Large-scale RL training system: This paper builds a synchronous iterative RL training system. The system includes a central master, rollout worker nodes, and training worker nodes. The rollout nodes are responsible for generating experience and storing it in the Replay Buffer, while the training nodes fetch data from it to update the model.

Partial Rollouts: This is the core technique that enables long-context RL. The system sets a fixed token budget for each rollout. If a generation is not completed in one pass, the unfinished part is stored in the Replay Buffer and continued in the next iteration. In this way, prior content can be efficiently reused, greatly reducing the computational cost of generating long sequences.

Hybrid deployment of training and inference: To maximize GPU utilization, this paper designs a hybrid deployment framework. The framework uses Kubernetes Sidecar containers to deploy both the training framework (Megatron) and the inference framework (vLLM) in the same Pod. During the RL training phase, the GPU is used by Megatron; during the rollout (inference) phase, the model weights are transferred to vLLM in a memory-efficient way for execution, while the training process is paused. This avoids the GPU idling problem in on-policy RL caused by waiting for inference.

Experimental conclusions

This paper validates the effectiveness of the proposed method through evaluations on multiple authoritative benchmarks.

Main advantages and SOTA performance:
- Long-CoT model: Kimi k1.5 achieves industry-leading performance on multiple highly challenging reasoning benchmarks, comparable to OpenAI’s o1 model. For example, it reaches 77.5 on AIME, 96.2 on MATH 500, the 94th percentile on Codeforces, and 74.9 on the multimodal reasoning benchmark MathVista.
- Short-CoT model: The Short-CoT model obtained through the long2short technique proposed in this paper also achieves SOTA performance, significantly surpassing existing similar models (such as GPT-4o and Claude Sonnet 3.5).

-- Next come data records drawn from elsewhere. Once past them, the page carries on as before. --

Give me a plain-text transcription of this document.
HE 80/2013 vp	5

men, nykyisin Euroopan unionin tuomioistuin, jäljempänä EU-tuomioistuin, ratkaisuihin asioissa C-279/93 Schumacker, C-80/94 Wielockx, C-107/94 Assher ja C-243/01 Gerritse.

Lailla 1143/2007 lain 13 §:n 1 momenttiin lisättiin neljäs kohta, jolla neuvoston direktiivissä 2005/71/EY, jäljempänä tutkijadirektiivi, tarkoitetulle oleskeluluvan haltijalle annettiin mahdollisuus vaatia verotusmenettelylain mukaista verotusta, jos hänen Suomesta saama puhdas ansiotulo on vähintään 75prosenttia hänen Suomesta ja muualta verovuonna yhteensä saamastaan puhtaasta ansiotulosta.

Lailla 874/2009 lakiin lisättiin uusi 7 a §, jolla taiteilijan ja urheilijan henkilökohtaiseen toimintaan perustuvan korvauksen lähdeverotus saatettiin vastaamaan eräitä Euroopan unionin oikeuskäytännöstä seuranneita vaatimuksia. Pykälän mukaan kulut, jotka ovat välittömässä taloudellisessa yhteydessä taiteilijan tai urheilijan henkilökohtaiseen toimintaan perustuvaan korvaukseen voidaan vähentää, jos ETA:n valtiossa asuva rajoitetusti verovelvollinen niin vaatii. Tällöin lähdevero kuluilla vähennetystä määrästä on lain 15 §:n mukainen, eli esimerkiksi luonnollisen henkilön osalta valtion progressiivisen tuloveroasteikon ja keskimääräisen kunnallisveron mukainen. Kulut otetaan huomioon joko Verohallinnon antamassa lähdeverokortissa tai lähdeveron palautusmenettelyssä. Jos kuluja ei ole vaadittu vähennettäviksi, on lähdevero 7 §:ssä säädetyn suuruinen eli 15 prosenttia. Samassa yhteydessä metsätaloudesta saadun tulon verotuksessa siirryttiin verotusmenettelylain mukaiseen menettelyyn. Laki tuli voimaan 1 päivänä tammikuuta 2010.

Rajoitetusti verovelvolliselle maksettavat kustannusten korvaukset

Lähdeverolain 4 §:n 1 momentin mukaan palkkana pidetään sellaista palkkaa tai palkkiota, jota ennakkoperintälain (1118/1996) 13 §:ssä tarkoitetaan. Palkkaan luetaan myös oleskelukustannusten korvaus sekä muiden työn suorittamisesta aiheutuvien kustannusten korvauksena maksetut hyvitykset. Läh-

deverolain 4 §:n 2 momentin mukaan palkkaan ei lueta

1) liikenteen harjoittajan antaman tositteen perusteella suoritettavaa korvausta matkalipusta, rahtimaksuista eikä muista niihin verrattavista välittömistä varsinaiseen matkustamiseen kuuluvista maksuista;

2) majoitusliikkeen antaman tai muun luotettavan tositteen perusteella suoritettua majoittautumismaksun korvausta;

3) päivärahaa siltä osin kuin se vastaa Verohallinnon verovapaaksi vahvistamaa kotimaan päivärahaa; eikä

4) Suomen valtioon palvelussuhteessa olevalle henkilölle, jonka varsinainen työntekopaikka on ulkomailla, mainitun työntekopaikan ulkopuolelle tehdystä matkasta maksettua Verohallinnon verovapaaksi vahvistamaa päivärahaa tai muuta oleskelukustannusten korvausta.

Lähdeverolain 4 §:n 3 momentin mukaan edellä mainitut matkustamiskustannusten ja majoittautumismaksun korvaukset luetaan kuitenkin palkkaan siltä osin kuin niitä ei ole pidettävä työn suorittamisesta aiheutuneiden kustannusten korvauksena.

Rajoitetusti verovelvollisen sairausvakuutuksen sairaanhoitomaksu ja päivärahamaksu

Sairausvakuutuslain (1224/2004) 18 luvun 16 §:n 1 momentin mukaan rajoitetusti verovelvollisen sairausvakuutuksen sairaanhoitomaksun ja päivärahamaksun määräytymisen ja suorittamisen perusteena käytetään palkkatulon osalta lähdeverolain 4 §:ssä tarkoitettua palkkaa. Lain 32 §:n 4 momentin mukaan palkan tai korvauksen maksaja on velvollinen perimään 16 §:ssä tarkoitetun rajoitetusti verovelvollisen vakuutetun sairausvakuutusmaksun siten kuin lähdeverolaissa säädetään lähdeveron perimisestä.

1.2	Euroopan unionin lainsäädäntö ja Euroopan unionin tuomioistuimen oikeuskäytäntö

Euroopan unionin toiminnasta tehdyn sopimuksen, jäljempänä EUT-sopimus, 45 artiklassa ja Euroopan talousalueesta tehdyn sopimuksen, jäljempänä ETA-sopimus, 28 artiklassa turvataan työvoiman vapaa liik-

For example, it reaches 60.8 on AIME, 94.6 on MATH500, and 47.3 on LiveCodeBench.
Verified conclusions:
- The experimental results strongly demonstrate that combining RL with long-context scaling is an effective path to improving LLM reasoning ability.
- The simplified RL framework proposed in this paper (without a value network or MCTS) is feasible and can achieve top-tier performance.
- The long2short technique is proven to be an effective knowledge distillation method, capable of successfully transferring the powerful capabilities of large, high-cost models to smaller, more efficient models, balancing performance and practicality.
Scenarios with mediocre or poor performance:
- The paper does not explicitly mention scenarios where the method performs poorly or has obvious shortcomings, and mainly focuses on the SOTA results it achieves.